After a lot of tossing and turning in bed and spending a few sleepless nights, I came to the conclusion that really, I don’t know how the future will play out. The only thing I have in my hand is the now. I can do everything right in terms of diet and exercise and then hope for the best. The future is not mine to see, Que sera, sera.
So how am I going to prepare for this phase of life?
The first thing is the attitude. Old age comes upon everybody. The alternative is…yes, death. Accept this truth. Don’t fight it.
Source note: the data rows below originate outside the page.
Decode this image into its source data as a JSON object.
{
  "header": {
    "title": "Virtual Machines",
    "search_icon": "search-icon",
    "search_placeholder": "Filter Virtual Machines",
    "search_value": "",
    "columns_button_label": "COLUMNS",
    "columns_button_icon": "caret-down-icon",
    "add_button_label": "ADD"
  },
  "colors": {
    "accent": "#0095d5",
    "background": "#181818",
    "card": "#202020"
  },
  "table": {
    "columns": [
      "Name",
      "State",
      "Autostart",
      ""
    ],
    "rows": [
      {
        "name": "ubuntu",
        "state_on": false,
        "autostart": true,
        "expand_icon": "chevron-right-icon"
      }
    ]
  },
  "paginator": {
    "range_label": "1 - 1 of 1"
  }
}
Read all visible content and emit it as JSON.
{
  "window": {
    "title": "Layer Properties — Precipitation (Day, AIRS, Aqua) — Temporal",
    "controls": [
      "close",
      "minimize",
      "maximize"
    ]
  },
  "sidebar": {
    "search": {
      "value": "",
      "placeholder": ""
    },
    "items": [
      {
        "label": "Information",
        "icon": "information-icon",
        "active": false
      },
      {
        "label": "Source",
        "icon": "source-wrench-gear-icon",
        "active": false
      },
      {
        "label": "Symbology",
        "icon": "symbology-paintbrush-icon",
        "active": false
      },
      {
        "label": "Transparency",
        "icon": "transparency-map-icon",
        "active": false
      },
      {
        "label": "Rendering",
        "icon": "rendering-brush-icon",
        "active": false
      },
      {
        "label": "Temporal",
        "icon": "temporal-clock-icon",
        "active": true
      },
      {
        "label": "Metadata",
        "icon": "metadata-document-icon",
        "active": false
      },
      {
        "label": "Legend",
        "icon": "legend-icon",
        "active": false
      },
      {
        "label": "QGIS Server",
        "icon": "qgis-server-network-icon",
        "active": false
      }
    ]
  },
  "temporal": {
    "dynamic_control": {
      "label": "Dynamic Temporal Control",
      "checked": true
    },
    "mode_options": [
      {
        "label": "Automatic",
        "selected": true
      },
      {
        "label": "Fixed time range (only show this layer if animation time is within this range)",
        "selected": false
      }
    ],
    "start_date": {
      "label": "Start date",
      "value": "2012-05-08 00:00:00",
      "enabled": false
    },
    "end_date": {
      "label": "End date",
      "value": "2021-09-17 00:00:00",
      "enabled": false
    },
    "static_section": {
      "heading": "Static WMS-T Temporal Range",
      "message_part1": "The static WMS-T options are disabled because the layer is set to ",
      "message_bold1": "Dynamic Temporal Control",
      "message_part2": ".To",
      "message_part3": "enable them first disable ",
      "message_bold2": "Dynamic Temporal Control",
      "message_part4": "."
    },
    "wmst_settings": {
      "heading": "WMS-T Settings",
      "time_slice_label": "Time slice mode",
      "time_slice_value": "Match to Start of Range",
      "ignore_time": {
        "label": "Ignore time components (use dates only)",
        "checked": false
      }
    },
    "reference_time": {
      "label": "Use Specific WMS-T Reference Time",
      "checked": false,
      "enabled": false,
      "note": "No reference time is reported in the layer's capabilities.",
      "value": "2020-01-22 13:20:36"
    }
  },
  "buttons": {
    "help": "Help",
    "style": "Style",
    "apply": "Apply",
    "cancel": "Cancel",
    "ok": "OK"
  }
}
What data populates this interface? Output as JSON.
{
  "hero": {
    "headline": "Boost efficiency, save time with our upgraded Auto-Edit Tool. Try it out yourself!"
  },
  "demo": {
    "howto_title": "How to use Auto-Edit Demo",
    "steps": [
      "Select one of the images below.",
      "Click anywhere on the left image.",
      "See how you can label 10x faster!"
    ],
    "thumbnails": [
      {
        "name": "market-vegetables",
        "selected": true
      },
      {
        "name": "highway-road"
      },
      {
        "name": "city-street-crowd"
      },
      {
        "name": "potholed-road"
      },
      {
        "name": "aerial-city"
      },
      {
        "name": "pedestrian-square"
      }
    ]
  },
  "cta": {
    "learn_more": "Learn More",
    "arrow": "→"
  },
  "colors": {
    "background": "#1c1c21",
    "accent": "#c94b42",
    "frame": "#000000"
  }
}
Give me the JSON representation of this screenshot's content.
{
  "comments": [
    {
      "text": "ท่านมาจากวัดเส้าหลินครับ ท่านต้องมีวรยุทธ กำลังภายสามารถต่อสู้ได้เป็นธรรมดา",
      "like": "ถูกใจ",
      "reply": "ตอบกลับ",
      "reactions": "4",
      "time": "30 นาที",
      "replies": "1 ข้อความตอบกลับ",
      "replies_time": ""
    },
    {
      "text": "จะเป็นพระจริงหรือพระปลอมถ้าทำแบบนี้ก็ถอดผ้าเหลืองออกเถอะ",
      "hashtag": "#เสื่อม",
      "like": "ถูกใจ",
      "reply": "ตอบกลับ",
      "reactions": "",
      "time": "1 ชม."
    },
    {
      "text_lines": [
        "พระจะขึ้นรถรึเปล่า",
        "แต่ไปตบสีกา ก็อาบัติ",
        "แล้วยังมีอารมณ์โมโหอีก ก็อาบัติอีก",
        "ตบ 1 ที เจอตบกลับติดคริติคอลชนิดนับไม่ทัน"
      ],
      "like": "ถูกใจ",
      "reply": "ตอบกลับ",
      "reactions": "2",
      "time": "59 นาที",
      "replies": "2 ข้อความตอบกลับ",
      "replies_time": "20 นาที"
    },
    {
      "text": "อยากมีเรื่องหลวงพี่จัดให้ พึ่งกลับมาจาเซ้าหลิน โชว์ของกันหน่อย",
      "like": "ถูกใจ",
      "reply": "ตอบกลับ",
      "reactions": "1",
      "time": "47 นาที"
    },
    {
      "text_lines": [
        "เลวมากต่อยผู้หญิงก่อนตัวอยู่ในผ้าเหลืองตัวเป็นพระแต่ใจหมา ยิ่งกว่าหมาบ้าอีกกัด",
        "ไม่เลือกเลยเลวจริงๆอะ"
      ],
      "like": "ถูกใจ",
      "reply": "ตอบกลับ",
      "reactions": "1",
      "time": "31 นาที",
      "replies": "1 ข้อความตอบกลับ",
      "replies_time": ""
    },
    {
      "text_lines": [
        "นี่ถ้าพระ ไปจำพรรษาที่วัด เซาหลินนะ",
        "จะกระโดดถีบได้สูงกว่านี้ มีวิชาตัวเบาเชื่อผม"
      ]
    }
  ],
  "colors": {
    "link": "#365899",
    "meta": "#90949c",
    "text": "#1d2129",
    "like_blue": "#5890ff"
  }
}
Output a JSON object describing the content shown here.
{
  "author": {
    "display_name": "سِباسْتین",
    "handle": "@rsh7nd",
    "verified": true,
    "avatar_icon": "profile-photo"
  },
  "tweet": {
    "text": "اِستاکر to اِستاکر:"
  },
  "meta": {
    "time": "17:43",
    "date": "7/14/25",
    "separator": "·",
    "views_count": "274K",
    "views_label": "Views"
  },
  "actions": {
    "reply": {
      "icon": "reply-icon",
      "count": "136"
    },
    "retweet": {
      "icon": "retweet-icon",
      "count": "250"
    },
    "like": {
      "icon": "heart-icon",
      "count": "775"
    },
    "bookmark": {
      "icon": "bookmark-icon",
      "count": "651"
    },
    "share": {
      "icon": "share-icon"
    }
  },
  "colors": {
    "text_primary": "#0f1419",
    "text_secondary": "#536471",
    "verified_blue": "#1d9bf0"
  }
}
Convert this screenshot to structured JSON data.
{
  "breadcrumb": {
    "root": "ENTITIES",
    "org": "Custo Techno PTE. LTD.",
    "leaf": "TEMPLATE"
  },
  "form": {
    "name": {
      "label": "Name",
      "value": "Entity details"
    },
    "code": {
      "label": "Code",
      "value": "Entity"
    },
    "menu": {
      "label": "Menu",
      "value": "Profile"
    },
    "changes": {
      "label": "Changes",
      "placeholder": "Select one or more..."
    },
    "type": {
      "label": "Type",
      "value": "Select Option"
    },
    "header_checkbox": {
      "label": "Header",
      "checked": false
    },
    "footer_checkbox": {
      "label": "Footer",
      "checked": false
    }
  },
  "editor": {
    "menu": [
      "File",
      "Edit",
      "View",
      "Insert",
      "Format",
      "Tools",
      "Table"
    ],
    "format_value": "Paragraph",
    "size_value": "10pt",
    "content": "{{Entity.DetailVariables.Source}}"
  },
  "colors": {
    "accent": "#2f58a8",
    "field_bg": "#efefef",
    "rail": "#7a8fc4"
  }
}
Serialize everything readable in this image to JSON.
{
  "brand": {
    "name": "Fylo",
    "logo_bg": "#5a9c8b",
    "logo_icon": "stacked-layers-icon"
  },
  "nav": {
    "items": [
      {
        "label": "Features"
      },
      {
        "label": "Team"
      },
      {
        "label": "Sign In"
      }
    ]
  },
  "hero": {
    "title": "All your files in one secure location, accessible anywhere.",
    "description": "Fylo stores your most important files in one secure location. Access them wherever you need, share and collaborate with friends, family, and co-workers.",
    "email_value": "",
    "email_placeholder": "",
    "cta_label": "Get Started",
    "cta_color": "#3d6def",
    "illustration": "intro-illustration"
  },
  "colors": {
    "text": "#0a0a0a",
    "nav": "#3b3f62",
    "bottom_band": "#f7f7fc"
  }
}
The Buddha learnt about this when he went for his first chariot ride outside the palace and saw a sick man, an old man, a dead body and then a monk.
Very few people fear death itself. Most people fear the path to it. What sickness, what accident, what event will lead to it? and when? No answers to these questions, sorry, these ones even google cannot answer for you.
Next come the actions which are so simple but oh! so difficult to do: a good healthy diet, appropriate amount of exercise, restful sleep, stress management, good relationships and having a purpose in life.
There’s one thing which I wish I could make my father-in-law feel, and myself too, and that is, there is no dependency happening here. He is family. At this stage of life he needs the daily physical help but he is not a burden on his family.
Each one of us has pride, which prevents us from taking help from others. The lesson to learn is how to ask for, and accept help and be grateful and thankful for it. The goal is to be interdependent, which can lead to happiness and pleasant feelings, and not independent which is a rather lonely state.
So there you have it, that is how I am going where every man before me has gone.